Шрифт:
Интервал:
Закладка:
– Почему бык кричит? – спросил я. – Он что, еще жив?
Фезерби ответил удивленным взглядом.
– Что вы, ваша светлость. Я сам его зарезал.
– Тогда кто же издает эти звуки?
– Чудище, сэр. Видите, у быка открыт рот – вот его и слышно.
– Что?
– Мы зашили чудище в брюхо быка, сэр.
Мне стало дурно.
– Как, живьем?
Фезерби кивнул.
– Мы надеялись, что урод попросит прощения в огне. Но пока только орет да визжит, как дьявол.
Я схватил безумца за плечи и встряхнул.
– Тушите огонь! Сию же секунду!
– Но как же, ваша светлость? Ведь мы должны принести в жертву лучшего быка. Это очистит чудище от греховной скверны!
– Кто вам такое сказал?
– Преподобный отец.
Раньше я застыл бы на месте, но теперь весь мой страх прошел.
– Быстро несите воду! – крикнул я. Никто даже не шелохнулся. Все как зачарованные смотрели на пляску огня, на горящую тушу. Юный оборванец швырнул свое сало в костер и стал хвастаться, что помог изжарить сердце грешника. Я ухватил его за рубаху.

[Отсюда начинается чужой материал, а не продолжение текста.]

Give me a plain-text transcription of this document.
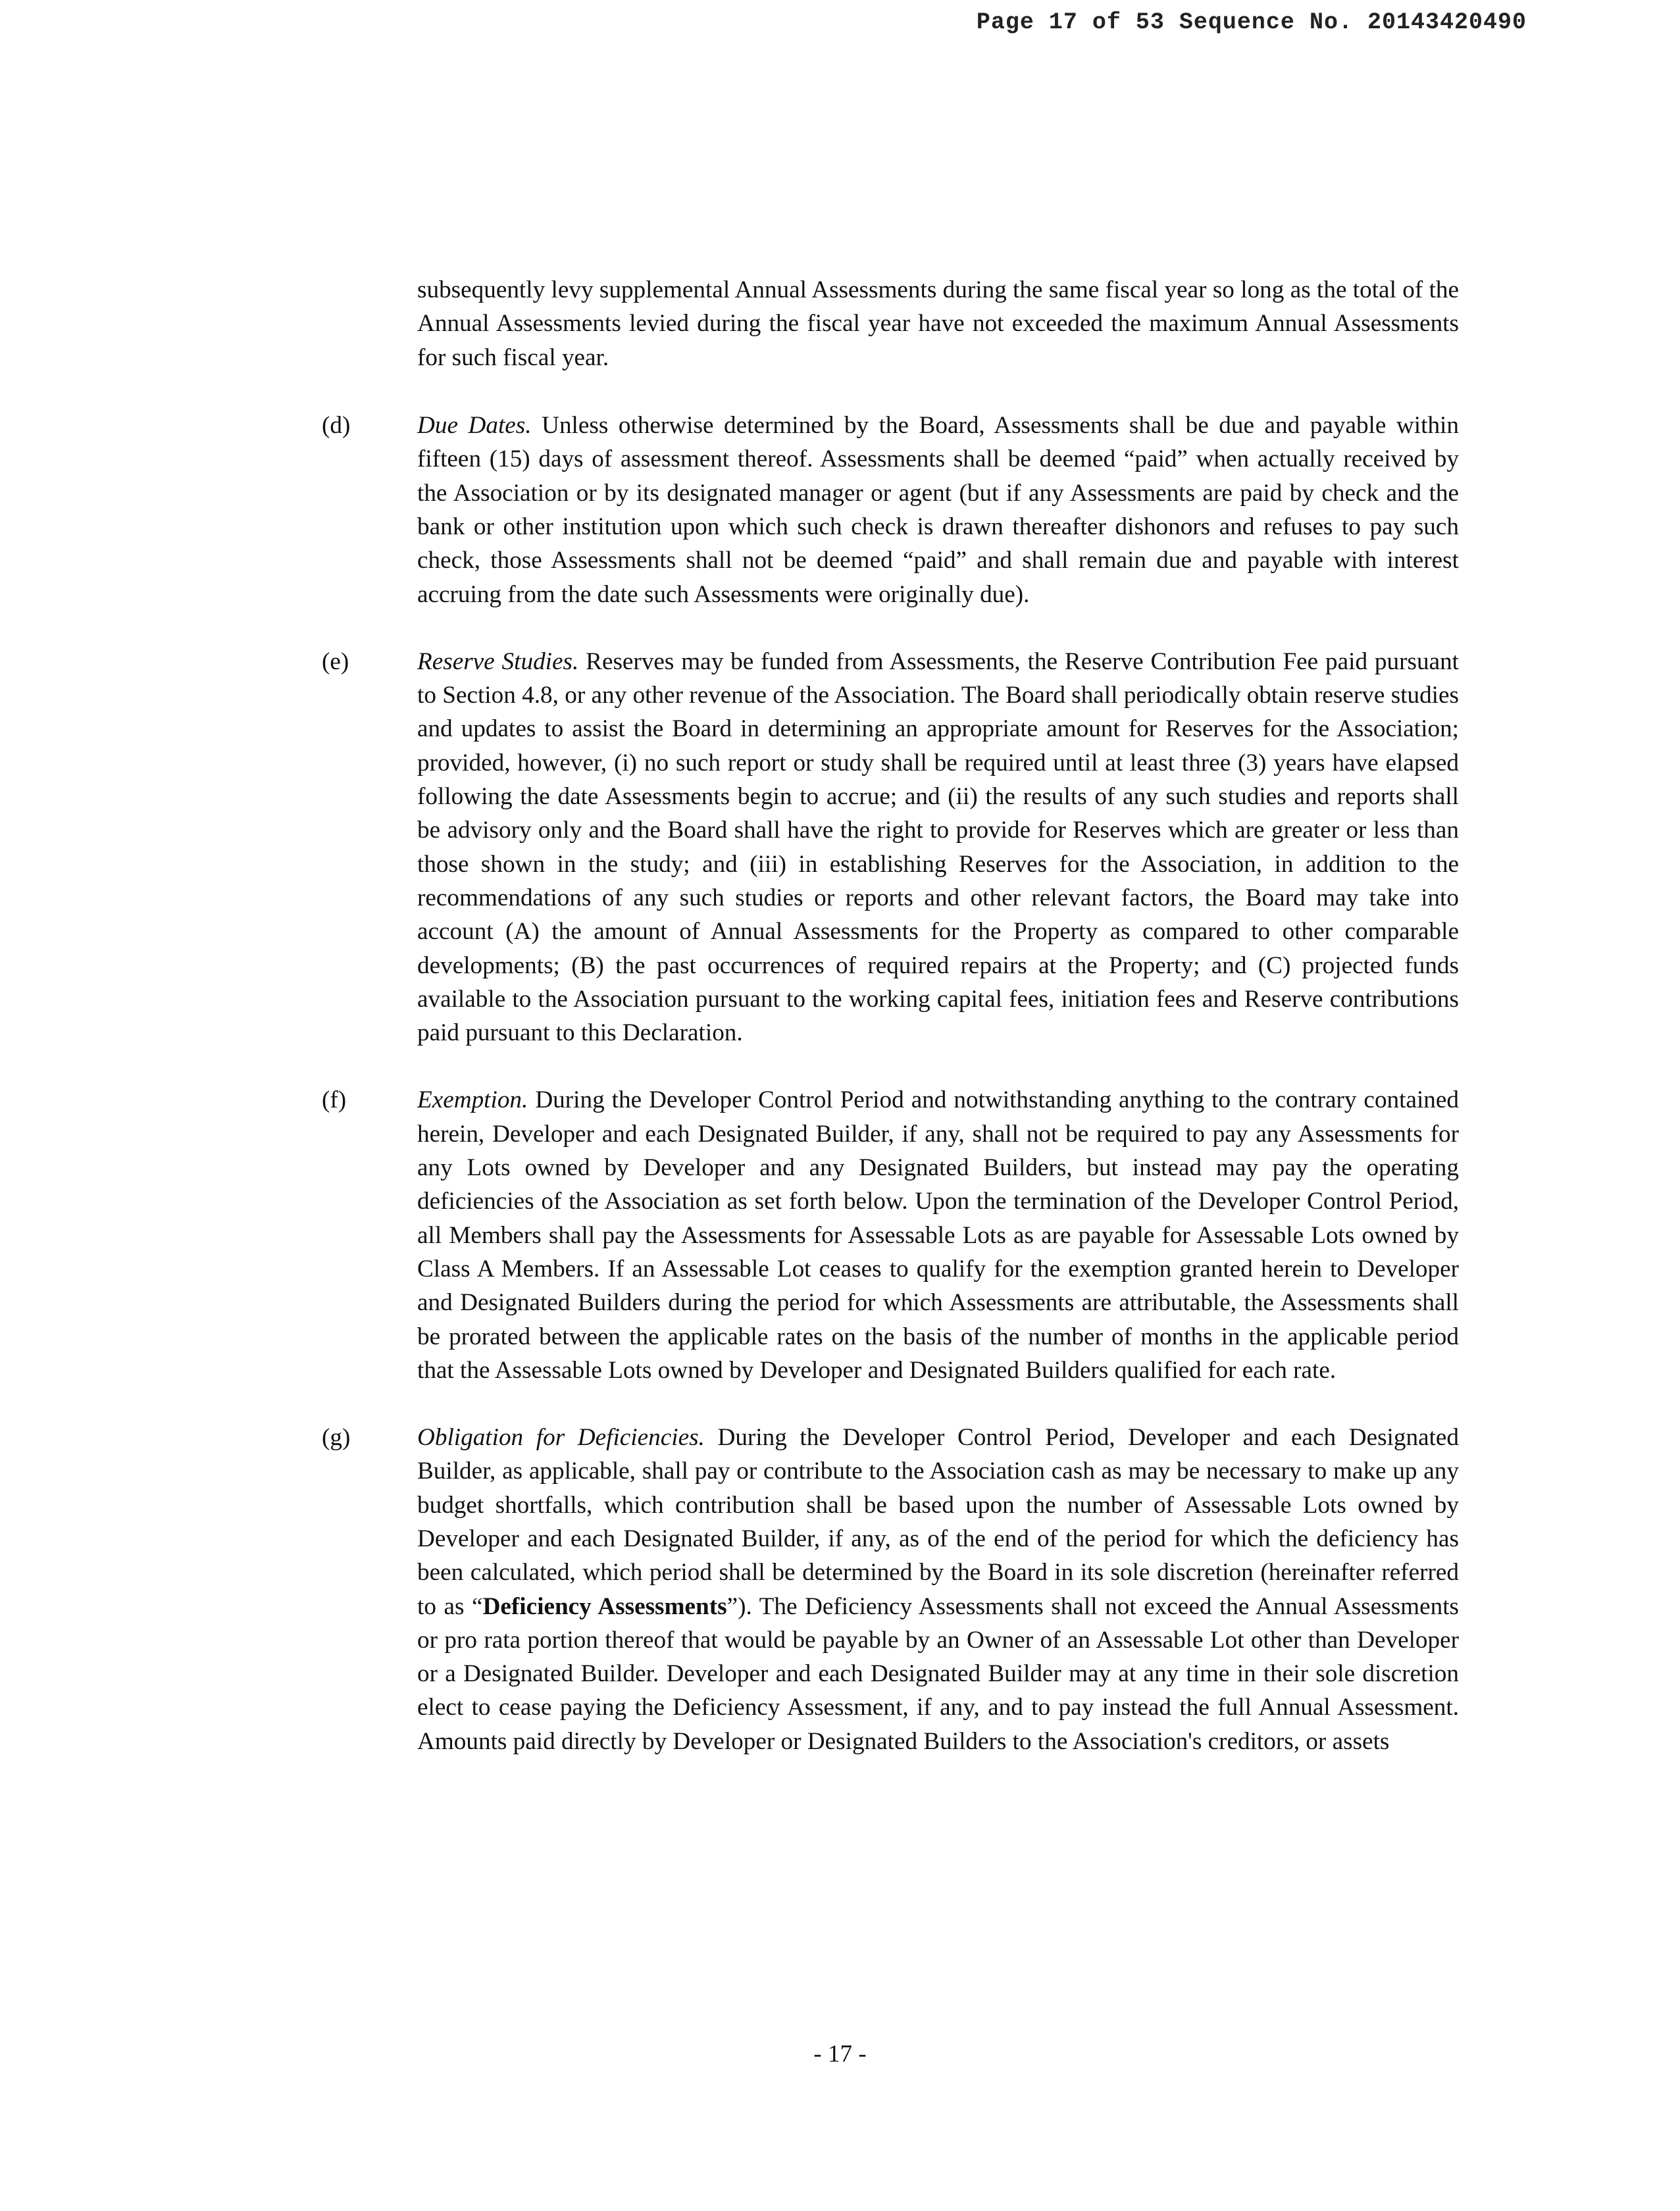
Page 17 of 53 Sequence No. 20143420490

subsequently levy supplemental Annual Assessments during the same fiscal year so long as the total of the Annual Assessments levied during the fiscal year have not exceeded the maximum Annual Assessments for such fiscal year.

(d)	Due Dates. Unless otherwise determined by the Board, Assessments shall be due and payable within fifteen (15) days of assessment thereof. Assessments shall be deemed “paid” when actually received by the Association or by its designated manager or agent (but if any Assessments are paid by check and the bank or other institution upon which such check is drawn thereafter dishonors and refuses to pay such check, those Assessments shall not be deemed “paid” and shall remain due and payable with interest accruing from the date such Assessments were originally due).

(e)	Reserve Studies. Reserves may be funded from Assessments, the Reserve Contribution Fee paid pursuant to Section 4.8, or any other revenue of the Association. The Board shall periodically obtain reserve studies and updates to assist the Board in determining an appropriate amount for Reserves for the Association; provided, however, (i) no such report or study shall be required until at least three (3) years have elapsed following the date Assessments begin to accrue; and (ii) the results of any such studies and reports shall be advisory only and the Board shall have the right to provide for Reserves which are greater or less than those shown in the study; and (iii) in establishing Reserves for the Association, in addition to the recommendations of any such studies or reports and other relevant factors, the Board may take into account (A) the amount of Annual Assessments for the Property as compared to other comparable developments; (B) the past occurrences of required repairs at the Property; and (C) projected funds available to the Association pursuant to the working capital fees, initiation fees and Reserve contributions paid pursuant to this Declaration.

(f)	Exemption. During the Developer Control Period and notwithstanding anything to the contrary contained herein, Developer and each Designated Builder, if any, shall not be required to pay any Assessments for any Lots owned by Developer and any Designated Builders, but instead may pay the operating deficiencies of the Association as set forth below. Upon the termination of the Developer Control Period, all Members shall pay the Assessments for Assessable Lots as are payable for Assessable Lots owned by Class A Members. If an Assessable Lot ceases to qualify for the exemption granted herein to Developer and Designated Builders during the period for which Assessments are attributable, the Assessments shall be prorated between the applicable rates on the basis of the number of months in the applicable period that the Assessable Lots owned by Developer and Designated Builders qualified for each rate.

(g)	Obligation for Deficiencies. During the Developer Control Period, Developer and each Designated Builder, as applicable, shall pay or contribute to the Association cash as may be necessary to make up any budget shortfalls, which contribution shall be based upon the number of Assessable Lots owned by Developer and each Designated Builder, if any, as of the end of the period for which the deficiency has been calculated, which period shall be determined by the Board in its sole discretion (hereinafter referred to as “Deficiency Assessments”). The Deficiency Assessments shall not exceed the Annual Assessments or pro rata portion thereof that would be payable by an Owner of an Assessable Lot other than Developer or a Designated Builder. Developer and each Designated Builder may at any time in their sole discretion elect to cease paying the Deficiency Assessment, if any, and to pay instead the full Annual Assessment. Amounts paid directly by Developer or Designated Builders to the Association's creditors, or assets

- 17 -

– Воды! – скомандовал я. – Забыли, кто тут хозяин?
Мальчишка попятился и исчез в толпе, но затем послушно приплелся обратно с ведерком грязной воды. Поглядев, как я затаптываю языки пламени, некоторые мужчины тоже потянулись за водой к пруду. Сначала их было всего двое или трое; однако число их росло, и наконец толпа принялась так же яростно тушить огонь, как прежде разводила.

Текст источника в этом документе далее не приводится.